A: Bargains at some of the city's best restaurants.
Must be why Cleveland Restaurant Week — February 24 through March 1 — is shaping up to be such a smash. More than a week before kickoff, Josh Taylor, spokesman for Downtown Cleveland Alliance, says some restaurants are nearly sold out.
That includes powerhouses like Michael Symon's Lola (2058 East Fourth Street) and Marlin Kaplan's One Walnut (1801 East Ninth Street), along with almost 40 other downtown dining spots. The hook? Three-course prix-fixe menus set at $20 or $40, and convenient $2 parking at many lots.
The response is prompting the Alliance to ponder additional year-round activities to promote downtown dining.

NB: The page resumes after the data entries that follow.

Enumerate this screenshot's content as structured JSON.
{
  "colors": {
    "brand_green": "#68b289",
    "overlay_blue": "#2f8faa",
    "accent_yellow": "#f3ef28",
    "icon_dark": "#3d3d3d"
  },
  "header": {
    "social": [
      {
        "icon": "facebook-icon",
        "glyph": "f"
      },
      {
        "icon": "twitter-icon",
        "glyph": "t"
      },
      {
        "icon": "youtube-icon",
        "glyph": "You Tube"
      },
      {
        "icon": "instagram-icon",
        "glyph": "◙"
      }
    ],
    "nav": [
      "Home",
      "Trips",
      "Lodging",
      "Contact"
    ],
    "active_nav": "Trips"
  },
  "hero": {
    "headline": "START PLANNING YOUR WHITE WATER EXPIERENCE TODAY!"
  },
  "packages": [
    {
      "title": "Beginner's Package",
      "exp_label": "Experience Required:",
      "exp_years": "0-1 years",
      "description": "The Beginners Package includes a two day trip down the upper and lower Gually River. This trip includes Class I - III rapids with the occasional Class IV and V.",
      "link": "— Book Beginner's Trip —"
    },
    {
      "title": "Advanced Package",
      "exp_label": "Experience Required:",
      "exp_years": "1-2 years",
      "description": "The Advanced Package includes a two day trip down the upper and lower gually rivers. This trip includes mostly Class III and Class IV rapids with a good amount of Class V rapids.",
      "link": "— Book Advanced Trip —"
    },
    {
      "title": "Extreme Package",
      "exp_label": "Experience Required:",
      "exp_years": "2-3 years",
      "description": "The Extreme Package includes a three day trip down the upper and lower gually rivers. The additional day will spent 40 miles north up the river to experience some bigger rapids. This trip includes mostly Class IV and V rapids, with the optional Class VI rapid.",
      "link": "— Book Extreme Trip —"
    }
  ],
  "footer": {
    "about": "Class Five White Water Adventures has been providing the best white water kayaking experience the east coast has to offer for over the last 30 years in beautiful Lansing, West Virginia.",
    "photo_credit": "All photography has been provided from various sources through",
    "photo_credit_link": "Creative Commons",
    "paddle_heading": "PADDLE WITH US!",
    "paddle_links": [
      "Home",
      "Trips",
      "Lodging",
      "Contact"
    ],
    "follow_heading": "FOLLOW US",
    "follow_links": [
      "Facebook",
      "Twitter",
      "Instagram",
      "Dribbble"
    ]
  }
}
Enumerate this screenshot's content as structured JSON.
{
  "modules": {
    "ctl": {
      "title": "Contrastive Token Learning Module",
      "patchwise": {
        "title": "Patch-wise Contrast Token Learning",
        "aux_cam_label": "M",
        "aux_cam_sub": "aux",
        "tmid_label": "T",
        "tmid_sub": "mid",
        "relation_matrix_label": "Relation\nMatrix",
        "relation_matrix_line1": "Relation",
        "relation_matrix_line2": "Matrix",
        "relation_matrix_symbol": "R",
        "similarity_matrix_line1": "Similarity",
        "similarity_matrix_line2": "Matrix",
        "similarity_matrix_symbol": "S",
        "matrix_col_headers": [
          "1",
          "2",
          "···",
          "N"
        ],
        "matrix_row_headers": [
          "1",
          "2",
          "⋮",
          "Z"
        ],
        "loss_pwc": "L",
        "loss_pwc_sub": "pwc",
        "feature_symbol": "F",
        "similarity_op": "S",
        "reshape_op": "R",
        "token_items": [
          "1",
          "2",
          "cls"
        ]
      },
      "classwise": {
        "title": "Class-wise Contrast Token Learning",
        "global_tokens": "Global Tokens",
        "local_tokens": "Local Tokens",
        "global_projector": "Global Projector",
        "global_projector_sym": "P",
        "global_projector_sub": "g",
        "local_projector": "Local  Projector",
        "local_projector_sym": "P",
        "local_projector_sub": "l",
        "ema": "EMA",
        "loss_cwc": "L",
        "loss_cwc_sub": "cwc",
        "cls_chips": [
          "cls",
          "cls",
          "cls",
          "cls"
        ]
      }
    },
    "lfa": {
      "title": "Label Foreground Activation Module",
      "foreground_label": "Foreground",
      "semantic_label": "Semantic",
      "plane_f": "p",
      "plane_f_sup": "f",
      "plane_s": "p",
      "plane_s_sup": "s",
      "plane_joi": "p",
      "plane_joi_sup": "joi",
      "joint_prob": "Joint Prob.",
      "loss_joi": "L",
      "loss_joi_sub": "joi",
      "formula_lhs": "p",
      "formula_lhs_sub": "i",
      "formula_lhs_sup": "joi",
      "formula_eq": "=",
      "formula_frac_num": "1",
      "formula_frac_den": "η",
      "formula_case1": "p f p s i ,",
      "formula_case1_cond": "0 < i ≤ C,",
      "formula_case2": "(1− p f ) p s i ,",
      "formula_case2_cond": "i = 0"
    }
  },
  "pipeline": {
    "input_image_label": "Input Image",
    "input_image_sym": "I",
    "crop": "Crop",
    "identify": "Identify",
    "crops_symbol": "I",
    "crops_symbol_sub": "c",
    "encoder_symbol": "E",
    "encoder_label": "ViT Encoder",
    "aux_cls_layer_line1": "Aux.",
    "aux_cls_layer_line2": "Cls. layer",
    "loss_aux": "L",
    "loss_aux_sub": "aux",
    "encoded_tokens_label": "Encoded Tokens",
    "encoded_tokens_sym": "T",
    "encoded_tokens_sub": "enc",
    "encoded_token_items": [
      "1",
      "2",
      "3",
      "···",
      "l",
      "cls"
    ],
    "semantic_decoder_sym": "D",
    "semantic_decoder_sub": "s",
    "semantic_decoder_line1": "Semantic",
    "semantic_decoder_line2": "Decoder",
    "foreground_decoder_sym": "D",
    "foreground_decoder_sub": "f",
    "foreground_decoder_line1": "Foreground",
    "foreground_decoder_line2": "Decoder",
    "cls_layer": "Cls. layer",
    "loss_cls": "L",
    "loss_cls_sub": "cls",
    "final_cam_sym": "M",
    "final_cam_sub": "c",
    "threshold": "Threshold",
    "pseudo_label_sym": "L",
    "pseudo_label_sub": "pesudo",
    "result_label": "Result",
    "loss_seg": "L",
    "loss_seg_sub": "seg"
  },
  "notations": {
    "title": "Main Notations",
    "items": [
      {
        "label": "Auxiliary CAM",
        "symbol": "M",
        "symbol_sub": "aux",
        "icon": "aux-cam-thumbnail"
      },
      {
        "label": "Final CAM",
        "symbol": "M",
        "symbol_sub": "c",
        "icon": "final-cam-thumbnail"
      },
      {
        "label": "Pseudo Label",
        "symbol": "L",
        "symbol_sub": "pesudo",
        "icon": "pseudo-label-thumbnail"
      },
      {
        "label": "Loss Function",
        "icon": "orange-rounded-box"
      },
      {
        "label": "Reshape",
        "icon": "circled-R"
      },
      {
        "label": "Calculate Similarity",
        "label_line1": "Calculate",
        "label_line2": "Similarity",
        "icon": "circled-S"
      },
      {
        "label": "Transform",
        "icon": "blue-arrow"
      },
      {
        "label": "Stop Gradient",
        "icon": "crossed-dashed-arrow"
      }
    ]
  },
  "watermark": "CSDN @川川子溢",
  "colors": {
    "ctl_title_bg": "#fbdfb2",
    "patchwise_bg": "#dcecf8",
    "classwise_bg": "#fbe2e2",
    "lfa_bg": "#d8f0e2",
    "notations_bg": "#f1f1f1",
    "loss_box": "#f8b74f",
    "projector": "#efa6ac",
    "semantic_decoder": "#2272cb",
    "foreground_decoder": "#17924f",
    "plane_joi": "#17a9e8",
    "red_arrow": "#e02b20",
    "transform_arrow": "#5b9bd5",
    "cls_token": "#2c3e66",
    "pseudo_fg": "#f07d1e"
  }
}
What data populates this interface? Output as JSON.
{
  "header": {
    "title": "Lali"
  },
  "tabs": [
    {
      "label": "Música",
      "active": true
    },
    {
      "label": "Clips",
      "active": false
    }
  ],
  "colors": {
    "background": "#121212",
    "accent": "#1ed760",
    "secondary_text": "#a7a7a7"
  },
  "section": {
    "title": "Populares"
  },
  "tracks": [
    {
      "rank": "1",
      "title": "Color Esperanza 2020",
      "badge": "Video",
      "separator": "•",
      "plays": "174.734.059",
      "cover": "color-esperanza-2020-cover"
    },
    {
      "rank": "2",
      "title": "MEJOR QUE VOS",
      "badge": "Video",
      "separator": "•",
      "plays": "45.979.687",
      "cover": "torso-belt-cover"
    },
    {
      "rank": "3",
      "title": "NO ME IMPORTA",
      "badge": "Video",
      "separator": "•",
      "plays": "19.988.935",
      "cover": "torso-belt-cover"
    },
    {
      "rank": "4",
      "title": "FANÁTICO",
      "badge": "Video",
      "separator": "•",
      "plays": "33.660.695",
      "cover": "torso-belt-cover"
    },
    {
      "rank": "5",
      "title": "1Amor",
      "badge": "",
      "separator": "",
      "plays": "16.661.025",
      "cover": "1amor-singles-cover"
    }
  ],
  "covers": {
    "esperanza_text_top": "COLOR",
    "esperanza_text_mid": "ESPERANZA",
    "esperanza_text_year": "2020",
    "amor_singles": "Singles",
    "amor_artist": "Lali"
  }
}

And with the recent outpouring of national lovin' — highlighted by Mike Symon's ascension to Iron Chef-dom — their timing couldn't be better. "You can eat anywhere," Taylor says. "But to dine, you've gotta go downtown."
Look Alive: Among the participating restaurants hoping for a permanent surge, find Vivo (347 Euclid Avenue, 216-621-4678), Chicago restaurateur Dan Krasny's Cleveland outpost in the Old Arcade. Business at the five-year-old "rustic Italian" restaurant has fallen off lately, mainly due to endless Euclid Avenue construction. To help combat the slump, Vivo has returned to its roots, launching a new pasta-focused menu and an all-Italian wine list, while erasing all traces of former exec chef Michael Herschman's Asian-fusion stylings. "I think those dishes just confused people," says GM Jonathan Hirsch. Now sharing the top toque are longtime sous chefs Jarrel Tolbert and Wilfredo Lopez.
Sweet spot: Beloved neighborhood coffeehouse Truffles (11122 Clifton Boulevard) reopened on January 23. New owner Tommy Kiley has given the space a thorough cleaning, new paint, and a restocked pastry case, featuring old faves from baker Michelle Kahwagi (Gateau Royal), vegan sweets from Quantum Cakes, Cookies, and More, and Irish meat pies from Kiley's cousin and West Side Market vendor Karen Reilly.